I can see the shortcomings of the group much more than anyone else. I know our weaknesses, and I know our strengths, but we’ve never been a fashionable band, and we never will be. It’s like people saying ‘Wild Mood Swings is not a 96 album,’ like Disintegration was an 89 album, or Kiss Me was an 87 album… there’s no such thing for me. It’s so small-minded in a way, which is probably why it doesn’t affect me, because you just see that what’s fashionable in a certain city in Britain isn’t fashionable in Texas or Sydney. And I’ve always perceived the group as, not in a pretentious way, but meaning as much to people wherever they are in the world. It’s not a British perspective – you don’t have to be culturally au fait with what goes on where I live to understand what we’re singing about.

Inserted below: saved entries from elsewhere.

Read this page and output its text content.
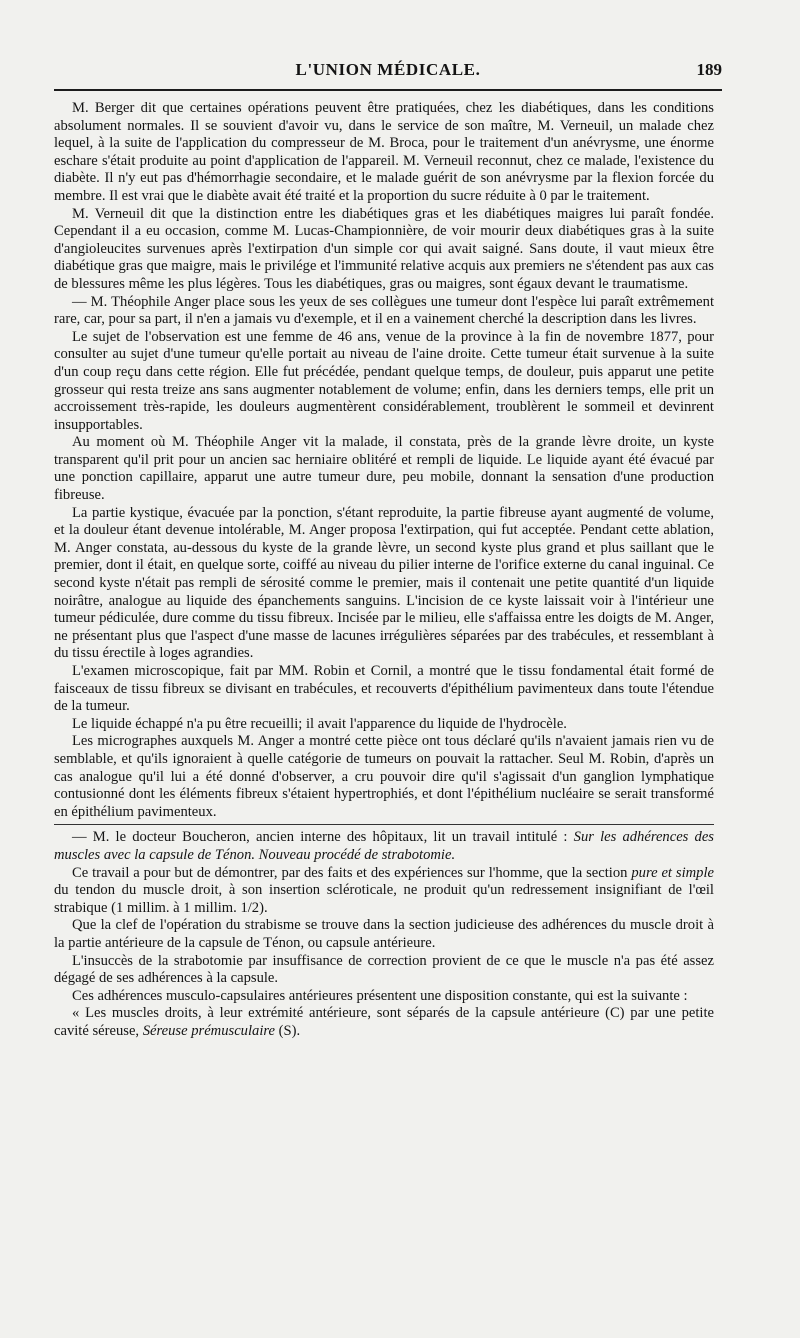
L'UNION MÉDICALE.	189

M. Berger dit que certaines opérations peuvent être pratiquées, chez les diabétiques, dans les conditions absolument normales. Il se souvient d'avoir vu, dans le service de son maître, M. Verneuil, un malade chez lequel, à la suite de l'application du compresseur de M. Broca, pour le traitement d'un anévrysme, une énorme eschare s'était produite au point d'application de l'appareil. M. Verneuil reconnut, chez ce malade, l'existence du diabète. Il n'y eut pas d'hémorrhagie secondaire, et le malade guérit de son anévrysme par la flexion forcée du membre. Il est vrai que le diabète avait été traité et la proportion du sucre réduite à 0 par le traitement.

M. Verneuil dit que la distinction entre les diabétiques gras et les diabétiques maigres lui paraît fondée. Cependant il a eu occasion, comme M. Lucas-Championnière, de voir mourir deux diabétiques gras à la suite d'angioleucites survenues après l'extirpation d'un simple cor qui avait saigné. Sans doute, il vaut mieux être diabétique gras que maigre, mais le privilége et l'immunité relative acquis aux premiers ne s'étendent pas aux cas de blessures même les plus légères. Tous les diabétiques, gras ou maigres, sont égaux devant le traumatisme.

— M. Théophile Anger place sous les yeux de ses collègues une tumeur dont l'espèce lui paraît extrêmement rare, car, pour sa part, il n'en a jamais vu d'exemple, et il en a vainement cherché la description dans les livres.

Le sujet de l'observation est une femme de 46 ans, venue de la province à la fin de novembre 1877, pour consulter au sujet d'une tumeur qu'elle portait au niveau de l'aine droite. Cette tumeur était survenue à la suite d'un coup reçu dans cette région. Elle fut précédée, pendant quelque temps, de douleur, puis apparut une petite grosseur qui resta treize ans sans augmenter notablement de volume; enfin, dans les derniers temps, elle prit un accroissement très-rapide, les douleurs augmentèrent considérablement, troublèrent le sommeil et devinrent insupportables.

Au moment où M. Théophile Anger vit la malade, il constata, près de la grande lèvre droite, un kyste transparent qu'il prit pour un ancien sac herniaire oblitéré et rempli de liquide. Le liquide ayant été évacué par une ponction capillaire, apparut une autre tumeur dure, peu mobile, donnant la sensation d'une production fibreuse.

La partie kystique, évacuée par la ponction, s'étant reproduite, la partie fibreuse ayant augmenté de volume, et la douleur étant devenue intolérable, M. Anger proposa l'extirpation, qui fut acceptée. Pendant cette ablation, M. Anger constata, au-dessous du kyste de la grande lèvre, un second kyste plus grand et plus saillant que le premier, dont il était, en quelque sorte, coiffé au niveau du pilier interne de l'orifice externe du canal inguinal. Ce second kyste n'était pas rempli de sérosité comme le premier, mais il contenait une petite quantité d'un liquide noirâtre, analogue au liquide des épanchements sanguins. L'incision de ce kyste laissait voir à l'intérieur une tumeur pédiculée, dure comme du tissu fibreux. Incisée par le milieu, elle s'affaissa entre les doigts de M. Anger, ne présentant plus que l'aspect d'une masse de lacunes irrégulières séparées par des trabécules, et ressemblant à du tissu érectile à loges agrandies.

L'examen microscopique, fait par MM. Robin et Cornil, a montré que le tissu fondamental était formé de faisceaux de tissu fibreux se divisant en trabécules, et recouverts d'épithélium pavimenteux dans toute l'étendue de la tumeur.

Le liquide échappé n'a pu être recueilli; il avait l'apparence du liquide de l'hydrocèle.

Les micrographes auxquels M. Anger a montré cette pièce ont tous déclaré qu'ils n'avaient jamais rien vu de semblable, et qu'ils ignoraient à quelle catégorie de tumeurs on pouvait la rattacher. Seul M. Robin, d'après un cas analogue qu'il lui a été donné d'observer, a cru pouvoir dire qu'il s'agissait d'un ganglion lymphatique contusionné dont les éléments fibreux s'étaient hypertrophiés, et dont l'épithélium nucléaire se serait transformé en épithélium pavimenteux.

— M. le docteur Boucheron, ancien interne des hôpitaux, lit un travail intitulé : Sur les adhérences des muscles avec la capsule de Ténon. Nouveau procédé de strabotomie.

Ce travail a pour but de démontrer, par des faits et des expériences sur l'homme, que la section pure et simple du tendon du muscle droit, à son insertion scléroticale, ne produit qu'un redressement insignifiant de l'œil strabique (1 millim. à 1 millim. 1/2).

Que la clef de l'opération du strabisme se trouve dans la section judicieuse des adhérences du muscle droit à la partie antérieure de la capsule de Ténon, ou capsule antérieure.

L'insuccès de la strabotomie par insuffisance de correction provient de ce que le muscle n'a pas été assez dégagé de ses adhérences à la capsule.

Ces adhérences musculo-capsulaires antérieures présentent une disposition constante, qui est la suivante :

« Les muscles droits, à leur extrémité antérieure, sont séparés de la capsule antérieure (C) par une petite cavité séreuse, Séreuse prémusculaire (S).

How do you respond to the feeling that The Cure are “Robert Smith and Backing Band”?
RS: Well, it wouldn’t exist without me. That’s just a fact. But, at the same time: I’m not the Cure. I’ve always worked in a band set-up, because that’s how I feel most comfortable. And depending on who’s in the band at different times, it affects what the music sounds like. If the dynamic’s different, if the relationship’s different, it affects how the band performs. And also, the other people in the group do bring ideas along with them, they don’t just kind of sit there – in the old days, I used to tell everyone what to do and what to play, but since about 1987, everyone’s had much more of an input, which is good. I was getting fed up of having to do it all on my own, anyway. Everyone kind of gets involved in different levels in different areas. But, essentially, the others trust my judgment. If they give me a bunch of demos and I say, ‘No, I don’t like this, and I don’t like this,’ they don’t ask me why, they don’t ask me to explain myself. They realise that what The Cure is, is kind of based on my instincts and my feelings, and in that sense it is me…but they’re not a ‘backing band.’ Particularly when we’re playing, I do feel like part of a band, not like the leader of a band.

Over the years, you’ve sometimes expressed a desire to do something that didn’t have “The Cure” on it. Is that feeling still there?
RS: Yeah. We’ve kind of been talking about it through the tour, actually, and whatever we do next, we’ve kind of got the pros and cons of using ‘The Cure.’ Thing is, if I do it with the others, it’s just gonna be The Cure anyway, and people are just going to say, ‘Well, It’s The Cure.’ The downside of it is, when Wild Mood Swings came out, the critique wasn’t actually of the album, it was a critique of the group, and of me, which I’m never going to be able to escape, basically – it’s my history. But in some ways it colours people’s expectations: they see something with ‘The Cure’ on it, and for some people it kind of repels them, and for others it draws them in. I’ve often thought it would be nice to do something that didn’t have those kinds of connotations, and maybe do something anonymously, just to see what the reaction would be. I mean, if I didn’t open my mouth, no one would know it was us anyway. So as long as we do something I don’t sing on, it could be anyone.

You took a few years off, and then you decided to start again. It made me wonder, are the essential reasons behind being in The Cure the same as they were when you first started out – is the impetus the same?
RS: Hmm. In a funny way, they’ve probably got more personal, actually. Because when we started, I kind of felt I was on this…crusade against all the…dross that was around. And as the years have gone by, I’ve realised that that’s a losing battle. There’s always so much rubbish, and so much good stuff, and it doesn’t really make much difference what anyone else does. So the reasons for me doing it now are very much more to do with what I want to express, I suppose. And also, the thing that drove me back into doing it after taking a few years off was that I kind of missed creating something. I’d reached a point where I felt very…useless. I just like…doing things.